Auch der Stellenwert von “digitalen öffentlichen Gütern” wie Open-Source-Software wird übrigens als zentraler Baustein eines freien und innovativen Internets erwähnt. Und das Thema “Kampf gegen Falschinformation und Desinformation” kommt zwar vor, wird aber mit der Wahrung des Rechts auf freien Meinungsäußerung verknüpft (nicht, dass das in der Praxis irgendeine Bedeutung für ins Autokratische neigende Staaten hätte).
Soweit, so gut. Und so unverbindlich. Aber sich über multilaterale Einigungen zu freuen, auch wenn sie unverbindlich sind, gehört ja zur Diplomatie dazu. Und dass ich auf den ersten Blick keine nennenswerten Verschlechterungen zum Status Quo erkennen kann, ist in diesen Tagen ja auch schon ein Erfolg.
Milliardär-Verschwörungstheorien-Syndrom (MVTS)
Robert Wright vom Nonzero-Newsletter hat ein schönes Akronym erfunden: BCTS - billionaire conspiracy theory syndrome. Ich würde es mal ungeniert in MVTS (“Milliardär-Verschwörungstheorien-Syndrom”) eindeutschen.

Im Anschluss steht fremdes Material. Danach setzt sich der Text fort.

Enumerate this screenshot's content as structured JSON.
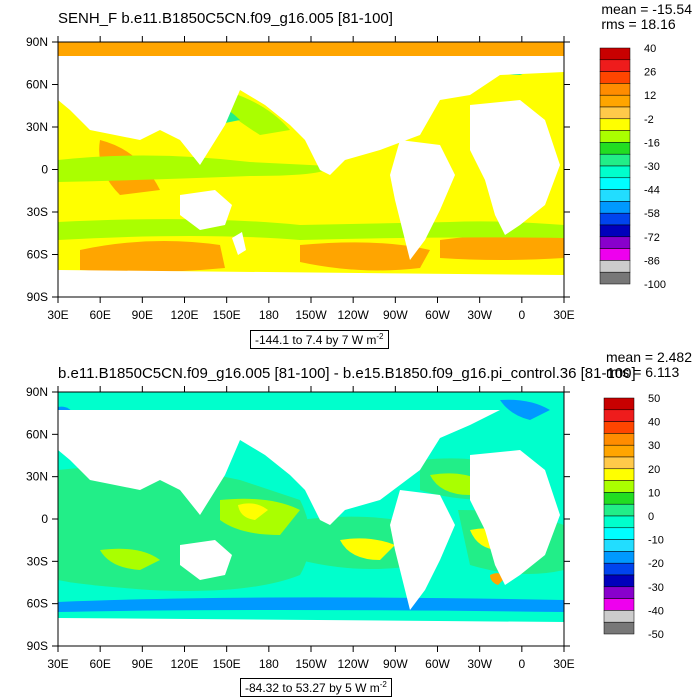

Worum geht es? Darum, dass reaktionäre Milliardäre wie Elon Musk, Peter Thiel und Bill Ackman immer öffentlicher und immer dreister Verschwörungstheorien verbreiten. Musk und Ackman zum Beispiel, dass Kamala Harris ihre Fragen bereits vor der TV-Debatte mit Donald Trump erhielt. Thiel mit der Idee, dass Bill Gates seine Stiftung nur gegründet hat, um seine Ehefrau Melinda ruhig zu stellen (die Vorstellung, dass man als Tech-Milliardär auch andere Dinge als junge Uni-Abbrecher und “technologischen Fortschritt” fördern kann, scheint ihm fremd).
Das alles wäre halbwegs amüsant, wären die digitalen Produktionsmittel nicht in der Hand ebenjener Milliardäre.
Charlie Warzel schreibt dazu über Musk und Twitter im Atlantic (übersetzt):
“Während wir uns dem Wahltag nähern, hat man leicht das Gefühl, dass wir alle in die große Krise geraten sind - ein nationaler Moment, in dem wir die Bruchlandungsposition einnehmen und uns für den Aufprall wappnen. Man hat das Gefühl, dass sich die dunkelsten Kräfte im amerikanischen Leben beschleunigen, dass Politiker, mächtige Milliardäre und normale Bürger gleichermaßen auf die schlimmste Weise ermutigt oder weiter radikalisiert werden. Jeder Skandal, jeder Fauxpas und jede Tragödie scheint eine neue politische Bedeutung zu erlangen - als Vorbote eines möglichen Wahlergebnisses oder als Indikator für den Zerfall der Gesellschaft. Und genau dieses Gefühl wird von Musk und seiner Plattform jeden Tag aufs Neue geschürt und genährt.”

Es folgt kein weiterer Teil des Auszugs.